Today integrated care boards (ICBs) will assume responsibility for pharmaceutical services along with dental care and general ophthalmic services. Chair of the National Pharmacy Association, Andrew Lane, outlines the potential of community pharmacy in the system
Community pharmacies are a key part of the health service frontline and the most visited of all settings in which NHS services are delivered.
The move to a delegated contract, whereby integrated care boards (ICBs) will oversee community pharmacy commissioning, provides a great opportunity to maximise the potential of these vital assets.
Every day about 1.8 million people visit a pharmacy and 96% of the population can get to their local pharmacy within 20 minutes without a car. Over a billion prescription items are dispensed in England each year.
There are approximately 11,500 community pharmacies in England – a mean average of about 270 in each integrated care system (ICS).
Community pharmacy bucks the inverse care law – there are relatively more pharmacies in deprived areas where people need healthcare the most.
The range of clinical services provided by pharmacies has expanded significantly in recent years – covering urgent care, hospital discharge, weight management, blood pressure, medicines support for people with Parkinson’s disease and much more. Vaccination services including flu are also now well established.

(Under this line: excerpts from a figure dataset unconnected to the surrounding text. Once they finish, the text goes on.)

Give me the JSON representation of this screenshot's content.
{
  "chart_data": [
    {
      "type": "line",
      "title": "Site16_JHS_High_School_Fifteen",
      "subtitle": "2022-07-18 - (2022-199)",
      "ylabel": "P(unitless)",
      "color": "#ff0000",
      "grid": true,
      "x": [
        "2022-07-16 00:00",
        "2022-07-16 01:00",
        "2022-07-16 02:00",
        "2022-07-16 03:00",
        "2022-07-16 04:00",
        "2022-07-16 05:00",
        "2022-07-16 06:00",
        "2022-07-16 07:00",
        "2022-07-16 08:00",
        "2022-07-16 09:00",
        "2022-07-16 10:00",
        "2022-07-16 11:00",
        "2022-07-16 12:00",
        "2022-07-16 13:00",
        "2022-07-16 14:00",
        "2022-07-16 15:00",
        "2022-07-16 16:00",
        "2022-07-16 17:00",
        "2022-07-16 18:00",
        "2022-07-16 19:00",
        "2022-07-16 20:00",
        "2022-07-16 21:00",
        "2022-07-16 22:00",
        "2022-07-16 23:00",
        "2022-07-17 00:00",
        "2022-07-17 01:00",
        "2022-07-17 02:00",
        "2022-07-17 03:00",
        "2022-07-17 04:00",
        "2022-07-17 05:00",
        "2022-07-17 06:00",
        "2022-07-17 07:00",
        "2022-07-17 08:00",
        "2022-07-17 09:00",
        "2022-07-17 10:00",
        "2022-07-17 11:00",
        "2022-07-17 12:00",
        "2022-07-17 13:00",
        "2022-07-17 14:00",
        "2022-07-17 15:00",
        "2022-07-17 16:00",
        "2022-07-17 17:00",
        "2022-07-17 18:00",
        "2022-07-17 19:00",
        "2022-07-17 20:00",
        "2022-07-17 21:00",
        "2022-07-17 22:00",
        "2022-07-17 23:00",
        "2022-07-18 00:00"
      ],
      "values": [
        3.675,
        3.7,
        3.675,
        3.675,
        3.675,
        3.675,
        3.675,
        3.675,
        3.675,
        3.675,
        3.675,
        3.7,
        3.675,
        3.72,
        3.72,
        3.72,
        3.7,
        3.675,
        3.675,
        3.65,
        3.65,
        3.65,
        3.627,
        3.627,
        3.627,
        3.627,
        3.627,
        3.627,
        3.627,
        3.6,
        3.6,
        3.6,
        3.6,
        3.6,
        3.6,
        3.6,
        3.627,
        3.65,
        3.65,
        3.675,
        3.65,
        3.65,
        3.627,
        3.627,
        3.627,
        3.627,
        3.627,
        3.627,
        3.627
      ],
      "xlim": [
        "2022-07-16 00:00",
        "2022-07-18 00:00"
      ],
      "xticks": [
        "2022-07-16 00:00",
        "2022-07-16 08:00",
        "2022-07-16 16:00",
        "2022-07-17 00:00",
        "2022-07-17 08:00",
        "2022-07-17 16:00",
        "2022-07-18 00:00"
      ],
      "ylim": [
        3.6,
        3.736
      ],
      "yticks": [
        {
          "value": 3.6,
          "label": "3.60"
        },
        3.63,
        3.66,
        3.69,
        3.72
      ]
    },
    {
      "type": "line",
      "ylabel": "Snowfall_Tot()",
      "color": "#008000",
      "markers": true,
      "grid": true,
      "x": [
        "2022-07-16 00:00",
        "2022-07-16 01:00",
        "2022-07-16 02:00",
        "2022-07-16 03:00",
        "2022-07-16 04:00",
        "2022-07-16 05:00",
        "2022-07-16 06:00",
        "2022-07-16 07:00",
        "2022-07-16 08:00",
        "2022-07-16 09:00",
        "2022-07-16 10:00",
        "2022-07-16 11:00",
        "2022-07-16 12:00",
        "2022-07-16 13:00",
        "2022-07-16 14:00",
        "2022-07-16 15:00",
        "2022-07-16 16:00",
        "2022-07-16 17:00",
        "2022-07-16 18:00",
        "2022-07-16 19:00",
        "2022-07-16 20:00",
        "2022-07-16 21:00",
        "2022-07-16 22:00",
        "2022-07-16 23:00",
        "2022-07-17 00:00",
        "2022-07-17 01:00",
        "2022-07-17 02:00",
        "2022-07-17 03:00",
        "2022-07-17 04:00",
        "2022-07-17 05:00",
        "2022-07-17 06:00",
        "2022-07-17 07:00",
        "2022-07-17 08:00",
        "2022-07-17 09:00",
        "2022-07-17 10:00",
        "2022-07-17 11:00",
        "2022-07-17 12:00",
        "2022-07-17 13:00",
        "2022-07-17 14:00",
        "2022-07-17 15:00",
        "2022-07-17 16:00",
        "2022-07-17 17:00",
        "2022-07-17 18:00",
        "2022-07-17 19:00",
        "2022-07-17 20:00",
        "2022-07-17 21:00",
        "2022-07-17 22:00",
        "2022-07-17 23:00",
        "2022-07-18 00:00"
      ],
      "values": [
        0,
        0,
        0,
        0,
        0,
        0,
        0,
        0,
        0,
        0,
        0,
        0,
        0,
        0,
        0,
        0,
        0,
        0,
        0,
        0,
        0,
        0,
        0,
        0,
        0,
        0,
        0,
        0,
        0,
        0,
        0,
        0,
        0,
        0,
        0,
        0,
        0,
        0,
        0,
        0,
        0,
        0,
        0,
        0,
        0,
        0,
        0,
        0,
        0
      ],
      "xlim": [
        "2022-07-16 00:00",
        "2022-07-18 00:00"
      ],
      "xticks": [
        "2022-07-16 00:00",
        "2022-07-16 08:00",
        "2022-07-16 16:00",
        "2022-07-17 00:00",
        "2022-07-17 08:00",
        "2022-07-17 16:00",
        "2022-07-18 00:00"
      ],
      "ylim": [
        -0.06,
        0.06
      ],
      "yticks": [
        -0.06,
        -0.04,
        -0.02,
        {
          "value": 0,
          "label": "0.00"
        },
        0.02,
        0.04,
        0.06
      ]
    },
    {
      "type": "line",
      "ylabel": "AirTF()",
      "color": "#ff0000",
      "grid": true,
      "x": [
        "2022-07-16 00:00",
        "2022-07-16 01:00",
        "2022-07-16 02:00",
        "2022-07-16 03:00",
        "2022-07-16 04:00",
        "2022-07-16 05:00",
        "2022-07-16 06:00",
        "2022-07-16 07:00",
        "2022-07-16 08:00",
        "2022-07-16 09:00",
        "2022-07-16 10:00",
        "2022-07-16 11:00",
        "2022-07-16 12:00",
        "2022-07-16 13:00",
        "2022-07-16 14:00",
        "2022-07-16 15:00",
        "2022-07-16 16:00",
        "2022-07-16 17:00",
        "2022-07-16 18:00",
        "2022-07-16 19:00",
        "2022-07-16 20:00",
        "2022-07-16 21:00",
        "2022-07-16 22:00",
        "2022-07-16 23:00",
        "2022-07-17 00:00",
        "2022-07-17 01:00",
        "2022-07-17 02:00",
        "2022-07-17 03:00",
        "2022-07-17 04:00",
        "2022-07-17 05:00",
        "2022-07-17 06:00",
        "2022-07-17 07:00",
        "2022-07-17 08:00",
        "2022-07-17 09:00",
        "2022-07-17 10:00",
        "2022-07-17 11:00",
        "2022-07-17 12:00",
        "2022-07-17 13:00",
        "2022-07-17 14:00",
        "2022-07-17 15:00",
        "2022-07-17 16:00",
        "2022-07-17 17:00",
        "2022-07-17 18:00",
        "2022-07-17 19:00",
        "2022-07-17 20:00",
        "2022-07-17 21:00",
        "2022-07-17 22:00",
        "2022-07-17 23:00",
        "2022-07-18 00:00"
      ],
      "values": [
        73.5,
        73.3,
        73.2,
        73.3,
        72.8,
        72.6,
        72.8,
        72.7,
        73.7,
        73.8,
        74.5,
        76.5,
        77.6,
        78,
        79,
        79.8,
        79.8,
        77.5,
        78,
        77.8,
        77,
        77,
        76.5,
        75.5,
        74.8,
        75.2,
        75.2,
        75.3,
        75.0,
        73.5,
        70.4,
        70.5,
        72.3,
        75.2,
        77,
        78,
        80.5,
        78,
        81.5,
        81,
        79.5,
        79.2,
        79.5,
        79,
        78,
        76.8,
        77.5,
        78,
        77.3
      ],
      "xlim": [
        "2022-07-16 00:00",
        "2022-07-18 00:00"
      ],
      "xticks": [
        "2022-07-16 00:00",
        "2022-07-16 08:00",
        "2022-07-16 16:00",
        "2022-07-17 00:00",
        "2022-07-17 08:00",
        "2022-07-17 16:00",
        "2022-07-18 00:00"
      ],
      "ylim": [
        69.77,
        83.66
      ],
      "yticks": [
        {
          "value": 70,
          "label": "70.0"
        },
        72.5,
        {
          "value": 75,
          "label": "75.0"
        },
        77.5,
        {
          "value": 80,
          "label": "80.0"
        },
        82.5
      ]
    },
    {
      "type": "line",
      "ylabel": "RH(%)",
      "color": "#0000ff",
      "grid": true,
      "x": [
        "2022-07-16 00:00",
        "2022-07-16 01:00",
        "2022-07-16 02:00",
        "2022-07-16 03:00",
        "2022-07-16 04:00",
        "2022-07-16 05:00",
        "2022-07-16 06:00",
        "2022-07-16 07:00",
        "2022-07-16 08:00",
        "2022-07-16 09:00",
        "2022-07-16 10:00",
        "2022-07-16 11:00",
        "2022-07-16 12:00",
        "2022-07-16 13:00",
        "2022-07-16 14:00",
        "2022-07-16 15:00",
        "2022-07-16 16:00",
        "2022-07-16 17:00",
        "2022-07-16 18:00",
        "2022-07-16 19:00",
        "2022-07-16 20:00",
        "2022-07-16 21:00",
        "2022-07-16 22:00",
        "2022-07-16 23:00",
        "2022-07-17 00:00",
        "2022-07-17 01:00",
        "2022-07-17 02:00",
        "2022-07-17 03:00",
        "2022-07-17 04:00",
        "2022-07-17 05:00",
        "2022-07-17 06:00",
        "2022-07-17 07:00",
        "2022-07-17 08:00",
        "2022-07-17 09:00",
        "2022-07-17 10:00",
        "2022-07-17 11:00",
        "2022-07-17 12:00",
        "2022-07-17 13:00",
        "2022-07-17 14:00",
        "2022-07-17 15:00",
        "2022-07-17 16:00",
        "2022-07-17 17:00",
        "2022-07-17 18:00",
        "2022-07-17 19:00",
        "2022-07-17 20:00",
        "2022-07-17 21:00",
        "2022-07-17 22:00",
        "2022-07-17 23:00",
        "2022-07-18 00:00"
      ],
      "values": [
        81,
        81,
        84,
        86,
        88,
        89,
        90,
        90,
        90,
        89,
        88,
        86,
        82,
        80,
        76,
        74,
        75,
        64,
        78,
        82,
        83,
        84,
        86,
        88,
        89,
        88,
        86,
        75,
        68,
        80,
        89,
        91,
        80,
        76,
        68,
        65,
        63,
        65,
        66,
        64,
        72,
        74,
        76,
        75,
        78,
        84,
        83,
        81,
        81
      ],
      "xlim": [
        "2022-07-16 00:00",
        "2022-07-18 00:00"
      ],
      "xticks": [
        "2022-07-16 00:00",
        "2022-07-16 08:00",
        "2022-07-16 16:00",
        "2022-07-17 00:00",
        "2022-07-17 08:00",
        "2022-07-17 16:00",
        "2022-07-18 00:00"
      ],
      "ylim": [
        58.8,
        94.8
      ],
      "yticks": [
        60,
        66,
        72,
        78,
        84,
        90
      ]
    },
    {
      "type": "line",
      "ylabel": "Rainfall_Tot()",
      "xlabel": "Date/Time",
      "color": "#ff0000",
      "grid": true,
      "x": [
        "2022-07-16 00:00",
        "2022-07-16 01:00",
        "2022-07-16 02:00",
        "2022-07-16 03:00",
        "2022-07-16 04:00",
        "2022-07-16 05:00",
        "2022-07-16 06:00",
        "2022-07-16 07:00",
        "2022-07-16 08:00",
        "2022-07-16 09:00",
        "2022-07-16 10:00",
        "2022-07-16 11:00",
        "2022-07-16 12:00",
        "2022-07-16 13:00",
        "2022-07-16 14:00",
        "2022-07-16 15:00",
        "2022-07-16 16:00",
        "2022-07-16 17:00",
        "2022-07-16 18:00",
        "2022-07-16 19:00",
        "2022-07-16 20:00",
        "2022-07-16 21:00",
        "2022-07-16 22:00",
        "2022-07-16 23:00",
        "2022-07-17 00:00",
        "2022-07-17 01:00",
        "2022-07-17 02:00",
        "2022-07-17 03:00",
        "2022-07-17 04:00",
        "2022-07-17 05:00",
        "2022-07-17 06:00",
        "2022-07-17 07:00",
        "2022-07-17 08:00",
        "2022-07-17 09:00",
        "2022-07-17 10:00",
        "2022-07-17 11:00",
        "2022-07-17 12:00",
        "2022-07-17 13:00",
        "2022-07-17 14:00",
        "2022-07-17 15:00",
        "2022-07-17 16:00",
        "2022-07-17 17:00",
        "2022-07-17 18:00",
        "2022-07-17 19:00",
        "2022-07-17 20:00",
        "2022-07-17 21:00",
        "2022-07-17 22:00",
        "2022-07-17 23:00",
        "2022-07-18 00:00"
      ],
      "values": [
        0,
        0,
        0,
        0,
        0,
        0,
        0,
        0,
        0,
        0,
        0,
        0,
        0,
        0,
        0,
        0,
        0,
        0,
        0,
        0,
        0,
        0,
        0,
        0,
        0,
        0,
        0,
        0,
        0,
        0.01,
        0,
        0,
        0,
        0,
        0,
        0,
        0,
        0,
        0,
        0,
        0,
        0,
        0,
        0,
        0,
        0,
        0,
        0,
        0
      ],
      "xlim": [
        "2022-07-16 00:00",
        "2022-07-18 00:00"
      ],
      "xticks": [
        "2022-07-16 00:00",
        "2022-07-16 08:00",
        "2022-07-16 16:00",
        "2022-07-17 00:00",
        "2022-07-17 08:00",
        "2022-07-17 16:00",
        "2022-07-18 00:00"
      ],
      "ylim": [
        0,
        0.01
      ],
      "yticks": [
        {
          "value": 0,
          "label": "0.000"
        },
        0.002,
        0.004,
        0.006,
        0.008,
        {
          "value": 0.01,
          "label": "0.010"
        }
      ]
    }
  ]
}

The NHS 10 Year Plan promised to ‘make greater use of community pharmacists’ skills and opportunities to engage patients’ and aspired to a future in which community pharmacy is an integral part of the NHS, delivering clinical services as a full healthcare partner.
More recently, the Fuller Review highlighted community pharmacy developments in urgent care, cancer diagnosis and direct referral to mental health services.
Community pharmacy sees itself as a can-do profession, keen to do even more in terms of managing demand for urgent care, supporting optimal use of medicines and prevention and detection services.
However, the sector is struggling after almost a decade of real terms cuts to pharmacy funding, which has already resulted in hundreds of permanent closures and threatens thousands more.
There is also a serious workforce crisis in community pharmacy, worse in some regions than others. This has been exacerbated by the Additional Roles Reimbursement Scheme, which has drawn away many pharmacists from patient-facing roles in community pharmacy.
This is the context in which we approach the moment when (from April 2023), ICBs will have taken on delegated responsibility for dental, general ophthalmic services and pharmaceutical services.
From our vantage point in community pharmacy, delegation presents us with a variety of challenges and opportunities, and cause for hope.
Here are some of the requirements needed to ensure that the benefits of involving community pharmacy are fully realised (as identified in a joint piece of work by the NPA, NHS Confederation and others:
1. Community pharmacists must be given the time and space to get involved in working through the development of local services with their primary care colleagues.
2. Community pharmacy and general practice need to work through the historical perceptions of their relationship as providers, moving from a position of competition to one of collaboration and a single voice for primary care.
3. Nationally specified services should be properly resourced, recognising that commercial viability is a valid request by contractors in the NHS.
4. ICSs must support the implementation of nationally specified services, locally ensuring there is project management, IT deployment and system-level governance and oversight for implementation. This should be backed up with appropriate mechanisms to involve community pharmacy in decision-making at all levels and resources available to enable this.
5. An appropriate information technology and information governance framework is needed to support data sharing and facilitate the development of local services and the implementation of national services.
Pre-ICS the more progressive clinical commissioning groups (CCGs) and local authority public health teams had a track record in looking to community pharmacy for pragmatic solutions to many health and care standing problems. All too often, however, these imaginative and well-engineered services remained useful but niche in a single small system footprint, only occasionally breaking free and being scaled up at regional or national contracting level.
ICSs were encouraged by the Fuller report to develop a ‘single system-wide approach to managing integrated urgent care to guarantee same-day care for patients’. Given that convenient access is one of community pharmacy’s key characteristics, we anticipate a significantly enhanced role in the urgent care arena.
Cornwall’s walk-in minor ailments service, which has saved thousands of GP appointments, is an example that others may well wish to follow. Patients are able to visit the pharmacy without an appointment or referral for a consultation with the pharmacist that takes place in a consultation room, and receive NHS treatment if appropriate. A record of the service is sent electronically to the GP for completeness.
We recognise that primary care is not just about general practice and pharmacists, it is dentists, optometrists and all the other clinicians involved in the care of patients outside of hospitals.
I want community pharmacy to be an active partner in integrated care and that will mean investing time in building relationships to improve local services. The direction of travel for all of us is already very clear – destination integration.